A few days later, after our arms and ears recovered, we attempted to learn about Argentina’s second greatest point of pride: tango. This sensual, complicated dance was actually the outgrowth of street fighting. It was like an early form of Argentina vs. Brazil among gauchos (skilled horsemen).

Based on our experience in Boca Juniors stadium, we thought we had a “leg up” on tango. Plus, Felicia and I had both taken dance lessons as kids and could fake our way through the waltz and numerous Latin dances. But we quickly realized you cannot fake tango, nor dance effectively with a man whose nose goes straight into your chest.

Our sweet, older Argentinian tango instructor was about a foot shorter than both of us tall Americans and he took turns dancing with us from one chest to the next. He repeated the basic six steps of tango, leading with his legs between ours and his hand on our backs.

“Uno, dos, tres, cuatro, cinco, seis …” he kept repeating as we did our best not to trip and laugh about his eyeline.

Tango steps are exacting and the physical closeness unforgiving. One misstep and the whole rhythm is off. So, our lessons were a series of bloopers and hilarious retakes. After 30 minutes each, we finally mastered the six basic steps but little else. No wonder experts say that learning tango is a lifetime feat.
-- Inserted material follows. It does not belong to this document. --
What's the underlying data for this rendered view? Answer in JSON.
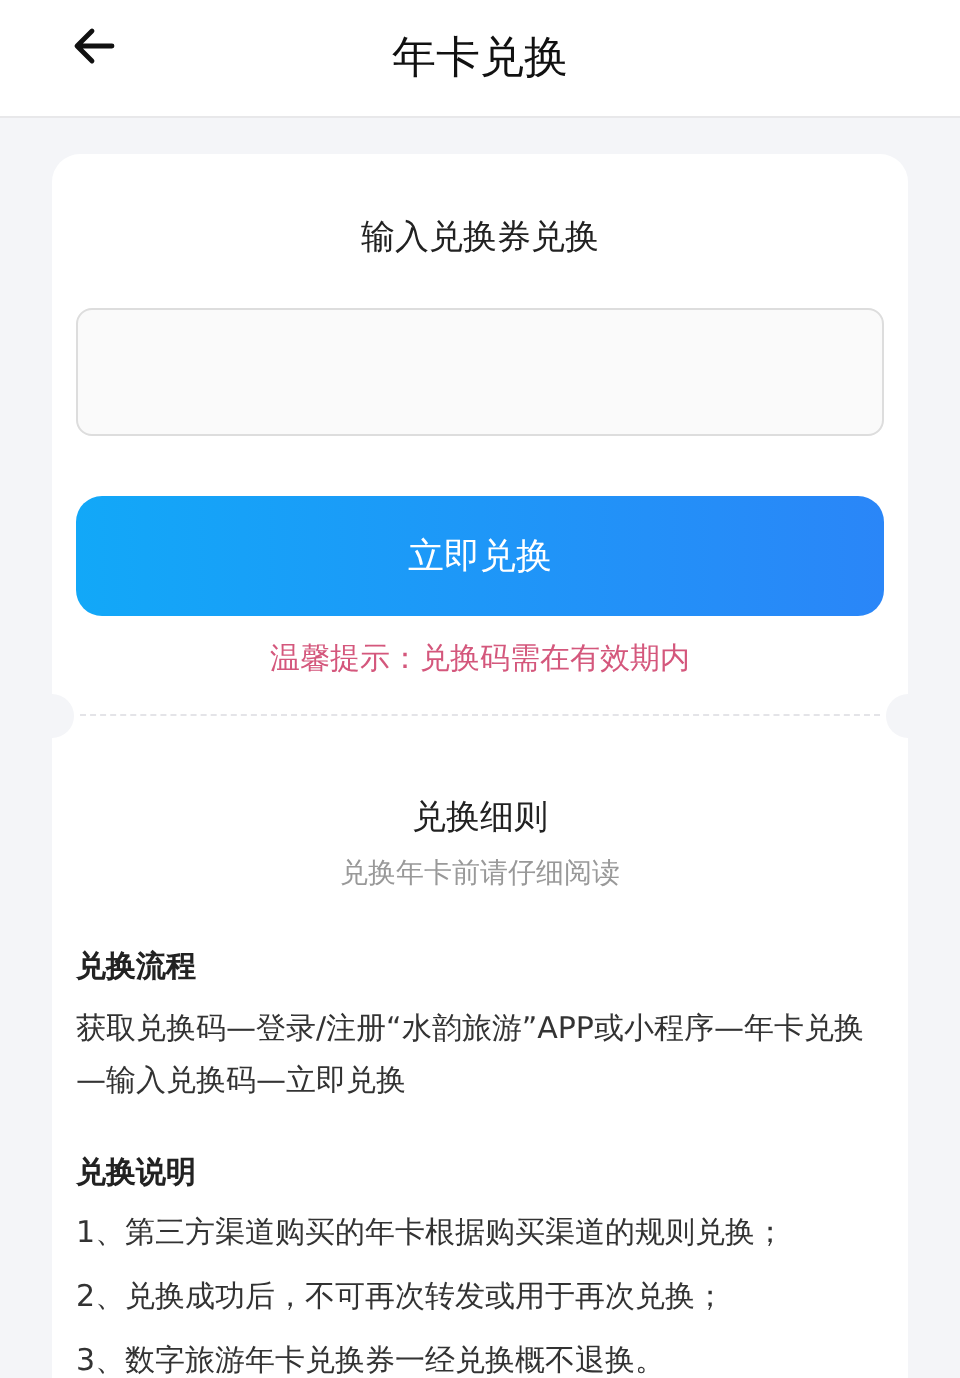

Fortunately, beautiful examples of tango are plentiful in Buenos Aires from the streets to formal performances in a variety of venues. We continued learning it through observation … at a more comfortable distance.

We also got a sense of tango origins with modern gauchos on a ranch in El Calafate in the southernmost part of mainland Argentina. We were offered every part of a cow for dinner during an authentic asado (South American barbecue) and regaled with music and dances by cowboys. We were serenaded with guitars instead of blue and white jerseys.

Even more amazing was our trip to nearby Perito Moreno Glacier, 100 square miles of ice spilling into Lake Argentino. It’s the third largest freshwater reserve on the planet (surpassed only by Antarctic and Greenland ice sheets). Like mini football chants, the glacier made tremendous sounds as ice chunks broke off and fell into the lake.

Felicia and I also went to the far north to the Argentine-Brazilian border to see Iguazu Falls, the largest waterfall in the world straddling both countries on the Iguazu River. Even at this UNESCO World Heritage site the countries compete. Locals say Argentina puts on the show with about 80 percent of the falls but Brazil offers the view.

For us, Argentina only “came up short” once but we were filled with its national pride. We embraced it in more ways than one. Vamo Argentina!